Linna building, Väinö Linna auditorium, address: Kalevantie 5.
Doctoral defence of M.A. (Educ.) Laura Pylväs
The field of science of the dissertation is Education.
The opponent is professor Päivi Tynjälä (University of Jyväskylä). Associate professor Hanna Toiviainen acts as the custos.
The language of the dissertation defence is Finnish.
Development of Expertise in Vocational Education and Training
The vocational education and training (VET) reform, entered into force on 1 January 2018, is the most extensive reform in Finnish education legislation in the past decades and one of the key projects of the Finnish Government. The reform aims to strengthen vocational competence, promote students’ access to employment and support their transition to further studies, and to prevent school dropouts and social exclusions. The new VET assigns great importance to work-based learning and workplace learning.
This research examined the development of expertise in the context of Finnish VET. The interview data (n=119) was based on vocational students’ and their working life stakeholders’ interviews from a variety of vocational fields. When measured against expectations of working life, the Finnish VET was considered to provide the basic vocational skills for students. However, the findings implied that vocational institutions have good future potential to reinforce students’ comprehensive development of vocational expertise and school-to-work transition by developing learning conditions based on more active networking with working life stakeholders within multiple organisations. Apprenticeship training, instead, was considered to provide fruitful learning possibilities for those apprentices with strong self-regulatory skills and who are capable of engaging in self-directed learning. The lack of time, resources, and pedagogical approaches were found to challenge workplace learning by hindering individual guidance and reciprocal workplace learning. In the future, apprenticeship training should pay more attention both on pedagogical development of workplace learning as well as strengthening apprentices’ self-regulatory skills, along with their vocation-specific expertise.

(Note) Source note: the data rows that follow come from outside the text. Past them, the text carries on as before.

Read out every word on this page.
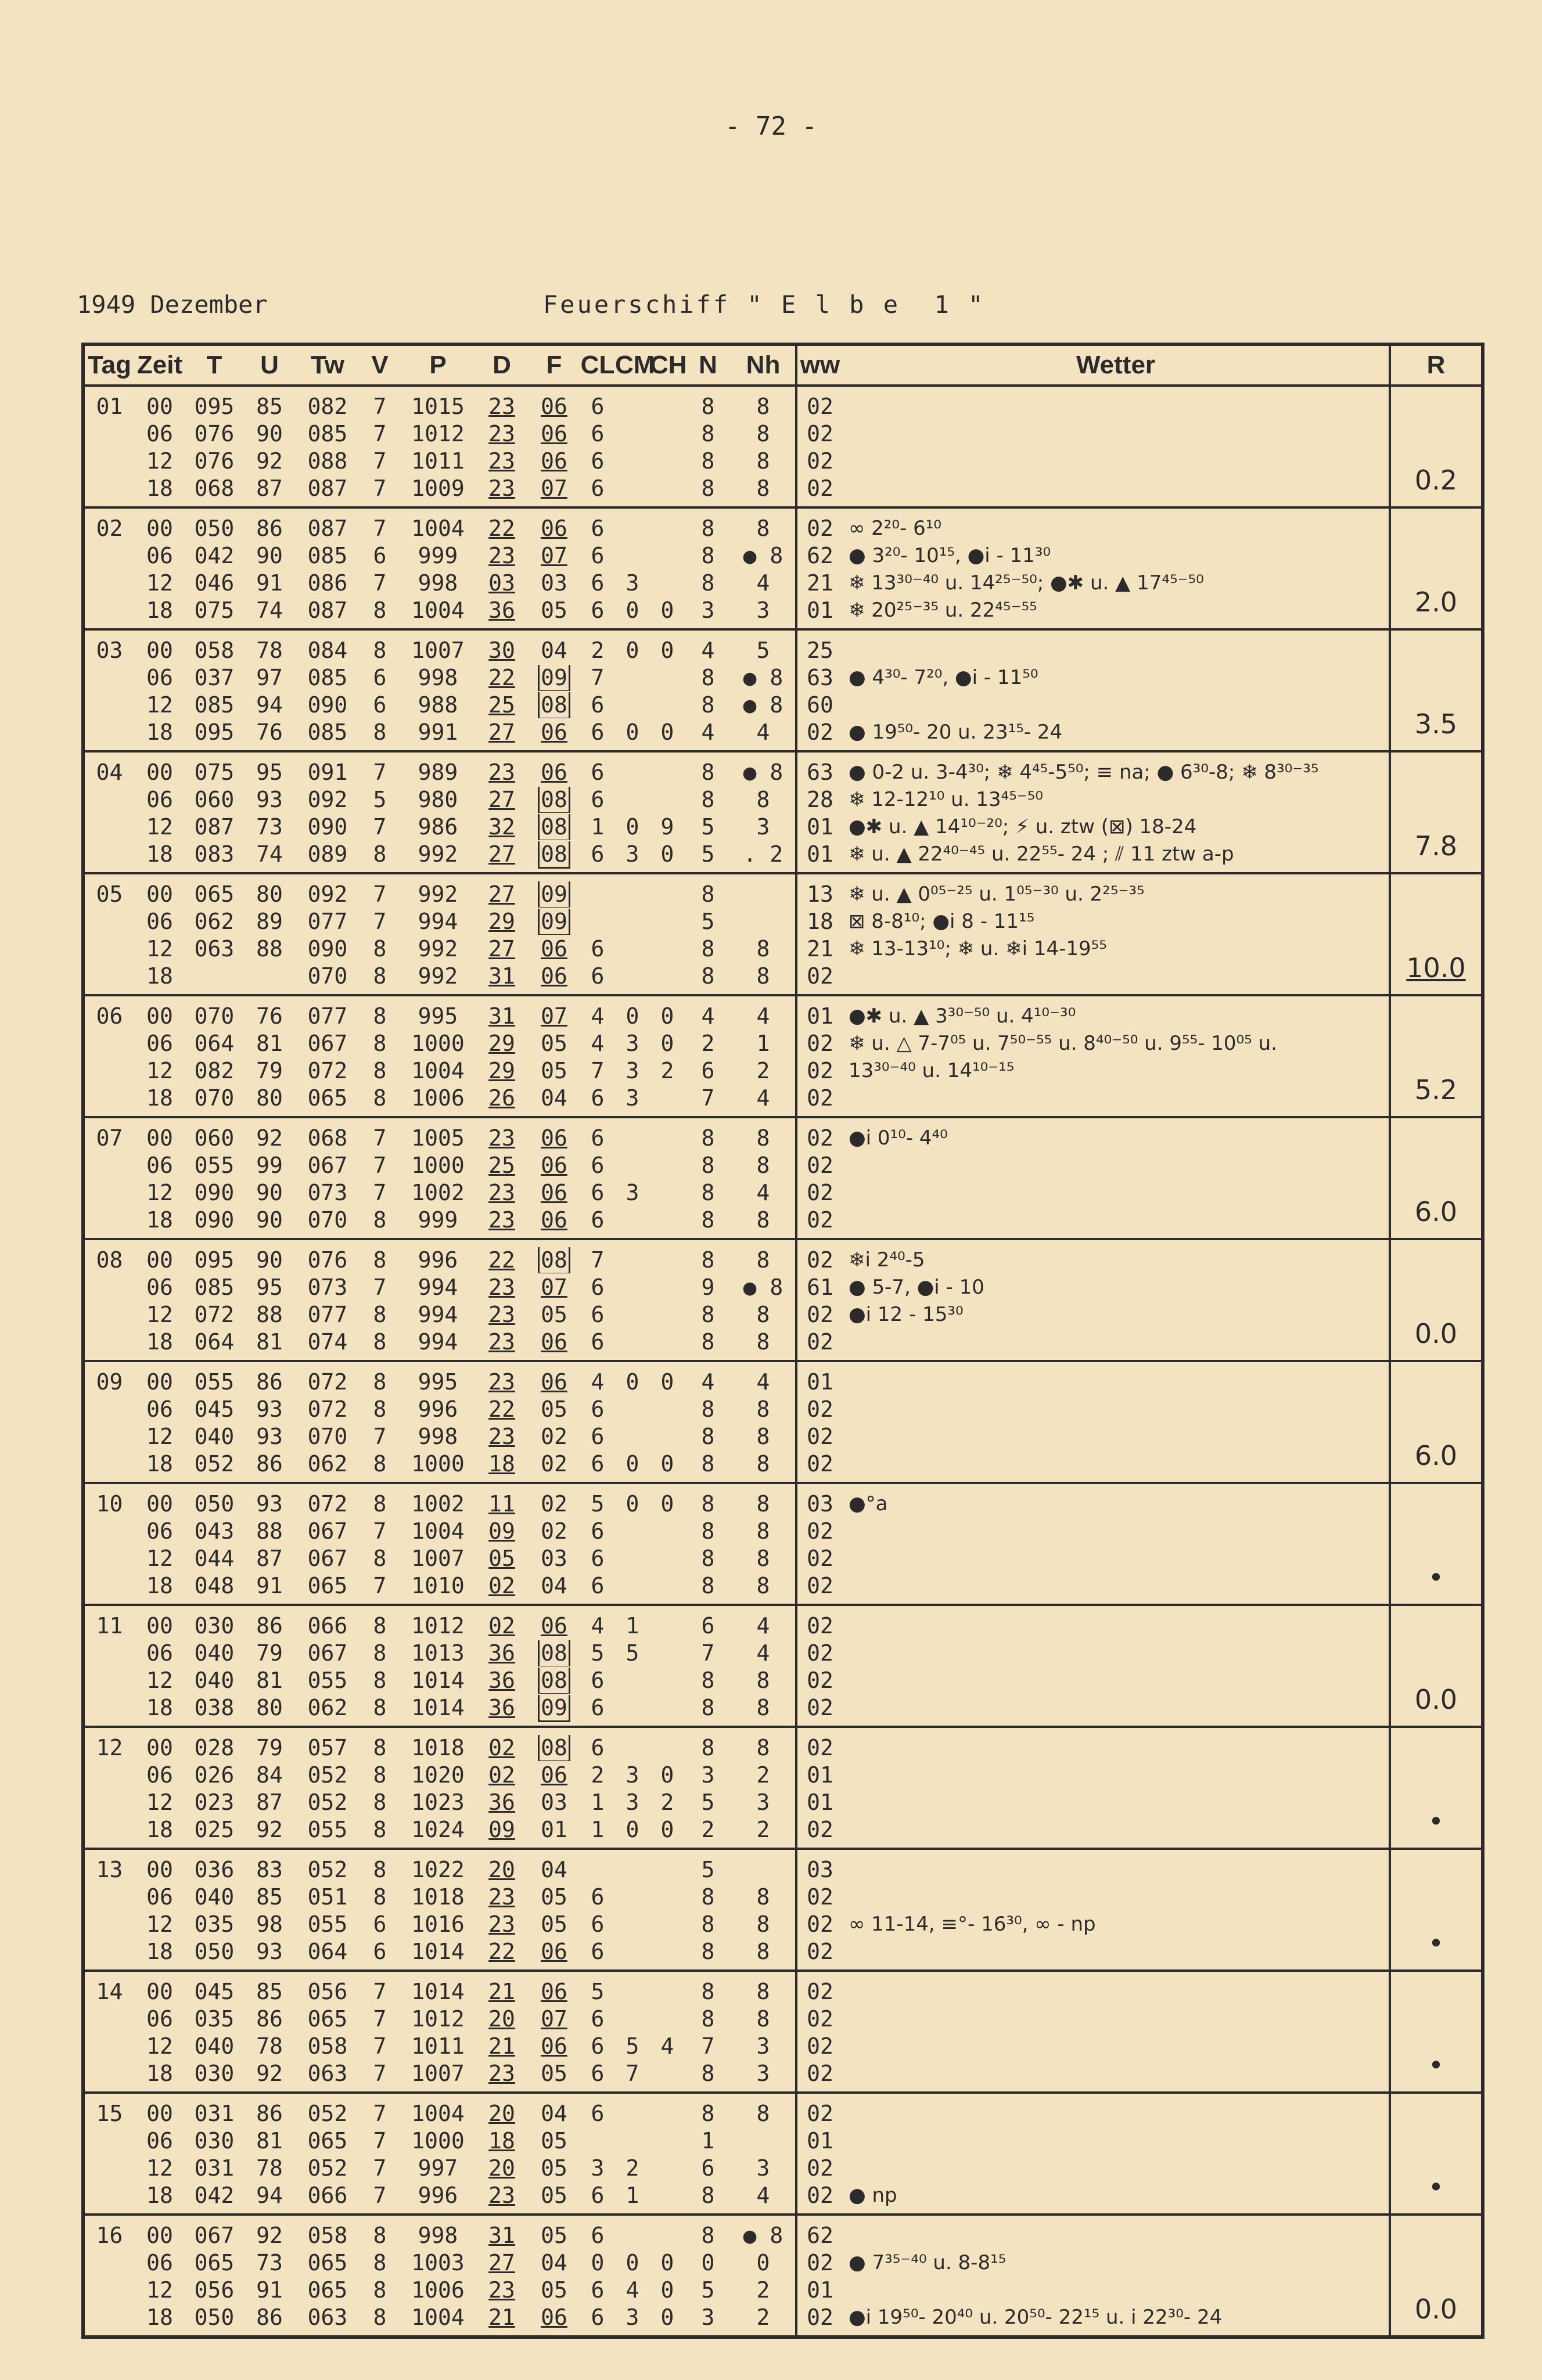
- 72 -
1949 Dezember	Feuerschiff " E l b e  1 "
Tag	Zeit	T	U	Tw	V	P	D	F	CL	CM	CH	N	Nh	ww	Wetter	R
01	00	095	85	082	7	1015	23	06	6			8	8	02		0.2
	06	076	90	085	7	1012	23	06	6			8	8	02		
	12	076	92	088	7	1011	23	06	6			8	8	02		
	18	068	87	087	7	1009	23	07	6			8	8	02		
02	00	050	86	087	7	1004	22	06	6			8	8	02	∞ 2²⁰- 6¹⁰	2.0
	06	042	90	085	6	999	23	07	6			8	● 8	62	● 3²⁰- 10¹⁵, ●i - 11³⁰	
	12	046	91	086	7	998	03	03	6	3		8	4	21	❄ 13³⁰⁻⁴⁰ u. 14²⁵⁻⁵⁰; ●✱ u. ▲ 17⁴⁵⁻⁵⁰	
	18	075	74	087	8	1004	36	05	6	0	0	3	3	01	❄ 20²⁵⁻³⁵ u. 22⁴⁵⁻⁵⁵	
03	00	058	78	084	8	1007	30	04	2	0	0	4	5	25		3.5
	06	037	97	085	6	998	22	09	7			8	● 8	63	● 4³⁰- 7²⁰, ●i - 11⁵⁰	
	12	085	94	090	6	988	25	08	6			8	● 8	60		
	18	095	76	085	8	991	27	06	6	0	0	4	4	02	● 19⁵⁰- 20 u. 23¹⁵- 24	
04	00	075	95	091	7	989	23	06	6			8	● 8	63	● 0-2 u. 3-4³⁰; ❄ 4⁴⁵-5⁵⁰; ≡ na; ● 6³⁰-8; ❄ 8³⁰⁻³⁵	7.8
	06	060	93	092	5	980	27	08	6			8	8	28	❄ 12-12¹⁰ u. 13⁴⁵⁻⁵⁰	
	12	087	73	090	7	986	32	08	1	0	9	5	3	01	●✱ u. ▲ 14¹⁰⁻²⁰; ⚡ u. ztw (⊠) 18-24	
	18	083	74	089	8	992	27	08	6	3	0	5	. 2	01	❄ u. ▲ 22⁴⁰⁻⁴⁵ u. 22⁵⁵- 24 ; ⫽ 11 ztw a-p	
05	00	065	80	092	7	992	27	09				8		13	❄ u. ▲ 0⁰⁵⁻²⁵ u. 1⁰⁵⁻³⁰ u. 2²⁵⁻³⁵	10.0
	06	062	89	077	7	994	29	09				5		18	⊠ 8-8¹⁰; ●i 8 - 11¹⁵	
	12	063	88	090	8	992	27	06	6			8	8	21	❄ 13-13¹⁰; ❄ u. ❄i 14-19⁵⁵	
	18			070	8	992	31	06	6			8	8	02		
06	00	070	76	077	8	995	31	07	4	0	0	4	4	01	●✱ u. ▲ 3³⁰⁻⁵⁰ u. 4¹⁰⁻³⁰	5.2
	06	064	81	067	8	1000	29	05	4	3	0	2	1	02	❄ u. △ 7-7⁰⁵ u. 7⁵⁰⁻⁵⁵ u. 8⁴⁰⁻⁵⁰ u. 9⁵⁵- 10⁰⁵ u.	
	12	082	79	072	8	1004	29	05	7	3	2	6	2	02	13³⁰⁻⁴⁰ u. 14¹⁰⁻¹⁵	
	18	070	80	065	8	1006	26	04	6	3		7	4	02		
07	00	060	92	068	7	1005	23	06	6			8	8	02	●i 0¹⁰- 4⁴⁰	6.0
	06	055	99	067	7	1000	25	06	6			8	8	02		
	12	090	90	073	7	1002	23	06	6	3		8	4	02		
	18	090	90	070	8	999	23	06	6			8	8	02		
08	00	095	90	076	8	996	22	08	7			8	8	02	❄i 2⁴⁰-5	0.0
	06	085	95	073	7	994	23	07	6			9	● 8	61	● 5-7, ●i - 10	
	12	072	88	077	8	994	23	05	6			8	8	02	●i 12 - 15³⁰	
	18	064	81	074	8	994	23	06	6			8	8	02		
09	00	055	86	072	8	995	23	06	4	0	0	4	4	01		6.0
	06	045	93	072	8	996	22	05	6			8	8	02		
	12	040	93	070	7	998	23	02	6			8	8	02		
	18	052	86	062	8	1000	18	02	6	0	0	8	8	02		
10	00	050	93	072	8	1002	11	02	5	0	0	8	8	03	●°a	•
	06	043	88	067	7	1004	09	02	6			8	8	02		
	12	044	87	067	8	1007	05	03	6			8	8	02		
	18	048	91	065	7	1010	02	04	6			8	8	02		
11	00	030	86	066	8	1012	02	06	4	1		6	4	02		0.0
	06	040	79	067	8	1013	36	08	5	5		7	4	02		
	12	040	81	055	8	1014	36	08	6			8	8	02		
	18	038	80	062	8	1014	36	09	6			8	8	02		
12	00	028	79	057	8	1018	02	08	6			8	8	02		•
	06	026	84	052	8	1020	02	06	2	3	0	3	2	01		
	12	023	87	052	8	1023	36	03	1	3	2	5	3	01		
	18	025	92	055	8	1024	09	01	1	0	0	2	2	02		
13	00	036	83	052	8	1022	20	04				5		03		•
	06	040	85	051	8	1018	23	05	6			8	8	02		
	12	035	98	055	6	1016	23	05	6			8	8	02	∞ 11-14, ≡°- 16³⁰, ∞ - np	
	18	050	93	064	6	1014	22	06	6			8	8	02		
14	00	045	85	056	7	1014	21	06	5			8	8	02		•
	06	035	86	065	7	1012	20	07	6			8	8	02		
	12	040	78	058	7	1011	21	06	6	5	4	7	3	02		
	18	030	92	063	7	1007	23	05	6	7		8	3	02		
15	00	031	86	052	7	1004	20	04	6			8	8	02		•
	06	030	81	065	7	1000	18	05				1		01		
	12	031	78	052	7	997	20	05	3	2		6	3	02		
	18	042	94	066	7	996	23	05	6	1		8	4	02	● np	
16	00	067	92	058	8	998	31	05	6			8	● 8	62		0.0
	06	065	73	065	8	1003	27	04	0	0	0	0	0	02	● 7³⁵⁻⁴⁰ u. 8-8¹⁵	
	12	056	91	065	8	1006	23	05	6	4	0	5	2	01		
	18	050	86	063	8	1004	21	06	6	3	0	3	2	02	●i 19⁵⁰- 20⁴⁰ u. 20⁵⁰- 22¹⁵ u. i 22³⁰- 24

The findings indicated that vocational expertise is strongly based on generic working life skills, which support one’s performance in any field of vocation. Individuals with fluent cognitive skills combined to advanced social skills and self-awareness are perceived as vocational experts in modern working life. Furthermore, self-regulative skills can be placed at the core of vocational expertise. Educational research on self-regulation refers to the factors related to individual regulation of learning, such as motivation, learning strategies, time and resource management and self-reflection. The findings indicated that self-regulative skills positively influence the development of vocational excellence. In turn, the factors hindering the development expertise, for example school dropouts, referred to a lack of self-regulation.
The dissertation is published in the publication series of Acta Universitatis Tamperensis; 2353, Tampere University Press, Tampere 2018. The dissertation is also published in the e-series Acta Electronica Universitatis Tamperensis; 1859, Tampere University Press 2018.